British Columbia is the only jurisdiction in Canada that has implemented a carbon tax, although Alberta has rules that are essentially a form of “cap and trade” pricing.
Many environmental groups have called for some form of carbon pricing across the country, and a report earlier this year from the University of Calgary’s School of Public Policy said the government should set a price on pollution and carbon-dioxide emissions.
Ms. van der Hoeven said that while there has been considerable progress in implementing renewable technologies, such as hydro power, biomass, wind energy and solar, there needs to be more effort put into clean coal, carbon capture and storage, and biofuels for transportation.
In Canada, because of the widespread use of hydro power, as much as 75 per cent of electricity could be generated by renewables by 2050, she said. A key area for investment in this country is the transmission grid, which needs widespread upgrading, she added.
The IEA is enthusiastic about natural gas as a transition technology, substituting it for coal as other renewables are developed further. Its abundance – particularly from unconventional sources – means natural gas can also contribute to energy security, Ms. van der Hoeven said.
Still, there is legitimate concerns over environmental and social impacts of technologies such as fracking, and industry must do far more to win public confidence, she said.

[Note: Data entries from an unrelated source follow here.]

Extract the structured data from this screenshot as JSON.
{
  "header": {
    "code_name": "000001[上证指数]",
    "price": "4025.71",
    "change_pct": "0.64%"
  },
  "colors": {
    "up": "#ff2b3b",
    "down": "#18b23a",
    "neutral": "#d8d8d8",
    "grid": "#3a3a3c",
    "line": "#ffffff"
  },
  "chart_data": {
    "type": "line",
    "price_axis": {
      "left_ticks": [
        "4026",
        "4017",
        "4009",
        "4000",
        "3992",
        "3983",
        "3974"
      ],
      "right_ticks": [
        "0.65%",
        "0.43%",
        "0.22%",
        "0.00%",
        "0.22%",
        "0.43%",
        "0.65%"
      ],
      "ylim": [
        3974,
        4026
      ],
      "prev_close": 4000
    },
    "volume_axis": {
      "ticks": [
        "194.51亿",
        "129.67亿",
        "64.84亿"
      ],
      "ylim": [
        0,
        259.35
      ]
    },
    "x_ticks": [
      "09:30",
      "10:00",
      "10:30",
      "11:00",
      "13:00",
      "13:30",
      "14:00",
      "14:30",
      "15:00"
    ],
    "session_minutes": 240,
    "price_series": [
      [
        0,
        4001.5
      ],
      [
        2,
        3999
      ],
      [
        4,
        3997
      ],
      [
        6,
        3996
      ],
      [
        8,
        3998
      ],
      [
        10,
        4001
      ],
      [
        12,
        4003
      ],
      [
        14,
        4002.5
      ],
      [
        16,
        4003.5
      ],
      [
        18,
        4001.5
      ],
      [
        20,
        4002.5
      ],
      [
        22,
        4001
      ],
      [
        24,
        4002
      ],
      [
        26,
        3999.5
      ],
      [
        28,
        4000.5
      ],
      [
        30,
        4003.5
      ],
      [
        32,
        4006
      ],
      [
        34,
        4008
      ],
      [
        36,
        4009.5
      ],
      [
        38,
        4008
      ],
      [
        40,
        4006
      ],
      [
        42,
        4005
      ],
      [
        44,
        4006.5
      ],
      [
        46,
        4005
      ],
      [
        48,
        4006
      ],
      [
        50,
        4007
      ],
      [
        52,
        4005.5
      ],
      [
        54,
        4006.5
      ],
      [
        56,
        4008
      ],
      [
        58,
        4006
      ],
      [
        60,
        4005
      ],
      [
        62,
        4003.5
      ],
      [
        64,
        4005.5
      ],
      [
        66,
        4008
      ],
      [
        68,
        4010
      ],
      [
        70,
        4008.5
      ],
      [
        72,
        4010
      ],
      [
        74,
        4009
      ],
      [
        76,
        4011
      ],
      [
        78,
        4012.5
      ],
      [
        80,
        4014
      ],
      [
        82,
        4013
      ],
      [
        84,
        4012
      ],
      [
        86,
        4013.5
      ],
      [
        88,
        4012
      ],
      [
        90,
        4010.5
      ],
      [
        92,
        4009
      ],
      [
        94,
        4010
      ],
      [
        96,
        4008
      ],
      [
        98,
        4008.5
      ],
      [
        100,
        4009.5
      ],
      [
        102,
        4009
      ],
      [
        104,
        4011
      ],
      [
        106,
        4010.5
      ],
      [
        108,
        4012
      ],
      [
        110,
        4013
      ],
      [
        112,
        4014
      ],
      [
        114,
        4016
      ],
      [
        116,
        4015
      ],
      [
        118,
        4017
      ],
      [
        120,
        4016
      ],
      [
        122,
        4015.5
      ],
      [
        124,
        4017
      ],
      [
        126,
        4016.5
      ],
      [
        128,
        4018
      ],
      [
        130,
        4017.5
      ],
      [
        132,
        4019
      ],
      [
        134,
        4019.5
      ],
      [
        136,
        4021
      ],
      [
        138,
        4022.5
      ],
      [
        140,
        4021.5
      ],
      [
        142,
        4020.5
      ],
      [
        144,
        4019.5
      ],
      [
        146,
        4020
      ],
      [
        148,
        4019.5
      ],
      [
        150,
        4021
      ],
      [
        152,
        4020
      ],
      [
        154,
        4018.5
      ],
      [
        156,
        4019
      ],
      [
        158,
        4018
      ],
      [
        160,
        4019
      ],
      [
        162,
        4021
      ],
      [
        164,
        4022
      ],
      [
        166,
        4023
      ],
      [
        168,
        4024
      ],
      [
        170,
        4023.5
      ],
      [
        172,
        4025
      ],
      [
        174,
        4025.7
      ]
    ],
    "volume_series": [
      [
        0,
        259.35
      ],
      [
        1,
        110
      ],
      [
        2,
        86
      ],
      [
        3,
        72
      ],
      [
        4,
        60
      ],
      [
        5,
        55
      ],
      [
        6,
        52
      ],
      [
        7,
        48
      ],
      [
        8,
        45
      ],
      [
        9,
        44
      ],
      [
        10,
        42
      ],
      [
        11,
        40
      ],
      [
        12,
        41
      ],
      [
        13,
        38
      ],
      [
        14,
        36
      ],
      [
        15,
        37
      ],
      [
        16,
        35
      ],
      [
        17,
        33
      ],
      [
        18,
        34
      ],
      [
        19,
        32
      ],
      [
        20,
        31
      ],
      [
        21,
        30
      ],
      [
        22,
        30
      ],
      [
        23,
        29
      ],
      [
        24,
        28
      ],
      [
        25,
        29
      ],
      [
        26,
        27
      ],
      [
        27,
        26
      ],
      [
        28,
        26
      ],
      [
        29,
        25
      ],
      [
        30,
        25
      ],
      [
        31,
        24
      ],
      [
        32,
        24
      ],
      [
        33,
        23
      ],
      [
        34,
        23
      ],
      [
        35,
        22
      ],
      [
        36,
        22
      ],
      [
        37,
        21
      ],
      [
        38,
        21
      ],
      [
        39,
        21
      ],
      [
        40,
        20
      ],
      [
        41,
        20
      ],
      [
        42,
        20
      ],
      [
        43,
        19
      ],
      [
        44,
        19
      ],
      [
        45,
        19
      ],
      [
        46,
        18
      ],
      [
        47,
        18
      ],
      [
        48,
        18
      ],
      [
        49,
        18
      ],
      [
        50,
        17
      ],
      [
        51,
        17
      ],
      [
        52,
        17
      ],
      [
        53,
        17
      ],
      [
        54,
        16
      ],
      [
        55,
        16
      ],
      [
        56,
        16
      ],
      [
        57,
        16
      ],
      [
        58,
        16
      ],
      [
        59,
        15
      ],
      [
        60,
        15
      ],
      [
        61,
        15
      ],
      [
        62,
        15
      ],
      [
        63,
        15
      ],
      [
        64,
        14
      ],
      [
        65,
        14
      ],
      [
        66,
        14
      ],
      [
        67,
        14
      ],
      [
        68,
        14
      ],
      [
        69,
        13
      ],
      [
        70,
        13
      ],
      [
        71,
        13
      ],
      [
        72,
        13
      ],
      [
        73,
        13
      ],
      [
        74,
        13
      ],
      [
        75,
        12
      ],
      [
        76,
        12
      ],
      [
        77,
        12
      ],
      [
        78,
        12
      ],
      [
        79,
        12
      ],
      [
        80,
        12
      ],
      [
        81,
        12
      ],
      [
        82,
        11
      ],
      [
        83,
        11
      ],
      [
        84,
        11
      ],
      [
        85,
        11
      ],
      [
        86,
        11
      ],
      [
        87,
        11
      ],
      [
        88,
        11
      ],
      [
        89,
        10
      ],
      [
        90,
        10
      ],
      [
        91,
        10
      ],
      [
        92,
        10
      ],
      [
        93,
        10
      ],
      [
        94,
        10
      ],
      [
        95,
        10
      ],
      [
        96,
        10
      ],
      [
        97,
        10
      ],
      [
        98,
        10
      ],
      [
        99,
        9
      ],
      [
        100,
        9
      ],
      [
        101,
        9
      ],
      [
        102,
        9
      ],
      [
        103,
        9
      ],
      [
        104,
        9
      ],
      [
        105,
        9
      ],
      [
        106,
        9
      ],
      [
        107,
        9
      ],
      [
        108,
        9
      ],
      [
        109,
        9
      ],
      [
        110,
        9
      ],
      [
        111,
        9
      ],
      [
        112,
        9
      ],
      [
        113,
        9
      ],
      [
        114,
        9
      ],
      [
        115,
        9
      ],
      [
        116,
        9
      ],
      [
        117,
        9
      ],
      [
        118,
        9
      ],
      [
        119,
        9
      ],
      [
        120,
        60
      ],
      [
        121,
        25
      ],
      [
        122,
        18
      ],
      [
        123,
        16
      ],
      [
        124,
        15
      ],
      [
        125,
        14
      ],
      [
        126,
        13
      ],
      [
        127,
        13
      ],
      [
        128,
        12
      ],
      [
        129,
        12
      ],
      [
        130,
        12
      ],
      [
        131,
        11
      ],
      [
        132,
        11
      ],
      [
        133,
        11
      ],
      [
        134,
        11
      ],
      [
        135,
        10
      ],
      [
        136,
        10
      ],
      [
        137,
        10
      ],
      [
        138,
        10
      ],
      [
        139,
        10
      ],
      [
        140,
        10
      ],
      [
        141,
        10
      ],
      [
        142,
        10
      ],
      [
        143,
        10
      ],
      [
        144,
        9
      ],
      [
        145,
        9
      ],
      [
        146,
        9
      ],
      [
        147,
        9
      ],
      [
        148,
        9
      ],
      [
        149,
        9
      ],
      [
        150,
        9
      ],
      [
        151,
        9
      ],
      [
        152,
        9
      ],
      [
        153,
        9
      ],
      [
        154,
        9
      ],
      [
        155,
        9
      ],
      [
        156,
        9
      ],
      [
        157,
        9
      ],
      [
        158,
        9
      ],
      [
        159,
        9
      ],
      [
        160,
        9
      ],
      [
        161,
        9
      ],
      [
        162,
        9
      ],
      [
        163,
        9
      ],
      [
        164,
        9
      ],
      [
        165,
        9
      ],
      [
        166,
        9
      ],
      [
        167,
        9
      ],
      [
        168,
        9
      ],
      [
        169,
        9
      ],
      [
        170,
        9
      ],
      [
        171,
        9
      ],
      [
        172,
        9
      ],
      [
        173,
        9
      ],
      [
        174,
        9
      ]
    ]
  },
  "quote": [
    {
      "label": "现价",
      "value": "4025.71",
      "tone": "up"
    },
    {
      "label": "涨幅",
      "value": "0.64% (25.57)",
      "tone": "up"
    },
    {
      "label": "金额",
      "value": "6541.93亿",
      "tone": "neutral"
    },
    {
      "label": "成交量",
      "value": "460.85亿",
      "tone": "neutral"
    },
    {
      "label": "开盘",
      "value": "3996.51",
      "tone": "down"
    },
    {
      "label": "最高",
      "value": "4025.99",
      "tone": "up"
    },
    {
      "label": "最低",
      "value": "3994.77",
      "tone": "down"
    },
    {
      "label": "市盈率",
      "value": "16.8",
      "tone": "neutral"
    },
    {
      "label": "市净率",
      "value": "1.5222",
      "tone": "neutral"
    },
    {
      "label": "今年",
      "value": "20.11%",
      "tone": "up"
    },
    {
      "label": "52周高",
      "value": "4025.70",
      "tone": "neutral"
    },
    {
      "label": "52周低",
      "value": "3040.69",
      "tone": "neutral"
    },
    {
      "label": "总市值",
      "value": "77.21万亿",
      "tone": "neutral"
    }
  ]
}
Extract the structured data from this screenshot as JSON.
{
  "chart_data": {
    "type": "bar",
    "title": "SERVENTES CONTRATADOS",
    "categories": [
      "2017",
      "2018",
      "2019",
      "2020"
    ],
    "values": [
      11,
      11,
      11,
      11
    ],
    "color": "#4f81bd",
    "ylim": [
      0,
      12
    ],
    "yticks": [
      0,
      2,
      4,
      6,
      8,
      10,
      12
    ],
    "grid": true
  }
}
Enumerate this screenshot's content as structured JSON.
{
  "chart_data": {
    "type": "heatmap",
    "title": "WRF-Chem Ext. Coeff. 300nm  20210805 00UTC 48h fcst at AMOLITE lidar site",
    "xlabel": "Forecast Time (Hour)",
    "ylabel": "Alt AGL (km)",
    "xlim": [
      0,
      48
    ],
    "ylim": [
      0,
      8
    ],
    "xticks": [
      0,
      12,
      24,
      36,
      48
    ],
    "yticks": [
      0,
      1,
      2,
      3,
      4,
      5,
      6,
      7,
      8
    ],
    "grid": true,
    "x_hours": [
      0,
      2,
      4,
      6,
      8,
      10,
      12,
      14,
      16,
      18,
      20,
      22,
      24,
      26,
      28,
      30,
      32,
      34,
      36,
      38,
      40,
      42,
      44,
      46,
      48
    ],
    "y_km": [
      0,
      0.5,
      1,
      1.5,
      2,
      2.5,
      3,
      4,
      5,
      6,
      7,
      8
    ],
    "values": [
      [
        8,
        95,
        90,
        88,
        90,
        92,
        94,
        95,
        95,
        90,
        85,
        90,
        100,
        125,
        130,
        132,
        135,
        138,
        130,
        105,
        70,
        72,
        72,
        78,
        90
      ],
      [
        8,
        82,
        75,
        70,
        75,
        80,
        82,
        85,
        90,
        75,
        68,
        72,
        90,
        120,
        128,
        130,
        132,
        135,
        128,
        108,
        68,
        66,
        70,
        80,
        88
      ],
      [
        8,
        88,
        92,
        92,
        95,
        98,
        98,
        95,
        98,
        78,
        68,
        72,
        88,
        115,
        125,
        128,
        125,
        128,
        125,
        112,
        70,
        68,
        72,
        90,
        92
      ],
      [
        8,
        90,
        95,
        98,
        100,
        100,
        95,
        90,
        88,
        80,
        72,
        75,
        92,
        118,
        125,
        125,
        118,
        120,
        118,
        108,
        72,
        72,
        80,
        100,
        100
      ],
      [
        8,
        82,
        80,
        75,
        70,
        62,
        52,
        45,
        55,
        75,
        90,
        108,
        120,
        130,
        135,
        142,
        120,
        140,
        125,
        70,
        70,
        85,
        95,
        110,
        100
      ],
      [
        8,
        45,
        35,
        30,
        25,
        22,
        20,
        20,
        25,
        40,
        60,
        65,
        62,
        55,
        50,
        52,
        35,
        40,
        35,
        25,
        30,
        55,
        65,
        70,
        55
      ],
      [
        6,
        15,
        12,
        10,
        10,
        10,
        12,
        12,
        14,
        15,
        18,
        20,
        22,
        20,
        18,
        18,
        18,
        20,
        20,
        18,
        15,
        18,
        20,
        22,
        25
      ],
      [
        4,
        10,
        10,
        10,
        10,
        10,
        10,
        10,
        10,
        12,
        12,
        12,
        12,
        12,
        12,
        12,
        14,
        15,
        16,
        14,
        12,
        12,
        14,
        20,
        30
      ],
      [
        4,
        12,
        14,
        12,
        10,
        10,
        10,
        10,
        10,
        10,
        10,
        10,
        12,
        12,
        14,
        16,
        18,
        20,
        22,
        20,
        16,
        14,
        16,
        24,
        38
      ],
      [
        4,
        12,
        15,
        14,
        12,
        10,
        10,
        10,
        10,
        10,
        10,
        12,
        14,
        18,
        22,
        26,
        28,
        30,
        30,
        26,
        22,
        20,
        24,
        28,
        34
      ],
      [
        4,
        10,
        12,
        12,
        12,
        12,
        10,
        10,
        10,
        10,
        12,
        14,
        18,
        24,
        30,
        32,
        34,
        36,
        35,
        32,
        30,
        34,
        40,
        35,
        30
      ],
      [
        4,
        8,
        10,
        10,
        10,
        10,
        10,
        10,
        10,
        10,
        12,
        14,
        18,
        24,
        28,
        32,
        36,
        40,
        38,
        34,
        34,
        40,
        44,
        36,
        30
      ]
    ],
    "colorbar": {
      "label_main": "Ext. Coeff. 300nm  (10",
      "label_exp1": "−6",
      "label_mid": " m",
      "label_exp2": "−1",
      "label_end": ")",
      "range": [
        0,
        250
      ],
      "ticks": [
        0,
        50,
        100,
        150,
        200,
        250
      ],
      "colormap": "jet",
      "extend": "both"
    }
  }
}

Ms. van der Hoeven, who is on her way to tour the oil sands, said the development of projects there “are a very important part of the security of supply, not only to Canada but also to the United States.” However, the country must also develop renewable energy at the same time, and ensure that the oil sands land is fully reclaimed after the oil is extracted, she said.
A former politician in the Netherlands, Ms. van der Hoeven said she understands why Canada and its provinces have not yet come up with a broadly based national energy policy. “I come from Europe and I know how difficult it is to organize [things like that].”
But a national approach on regulation and standardization would be valuable, she said, noting the tendency in Canada to build north-south energy grids rather than east-west ones between provinces.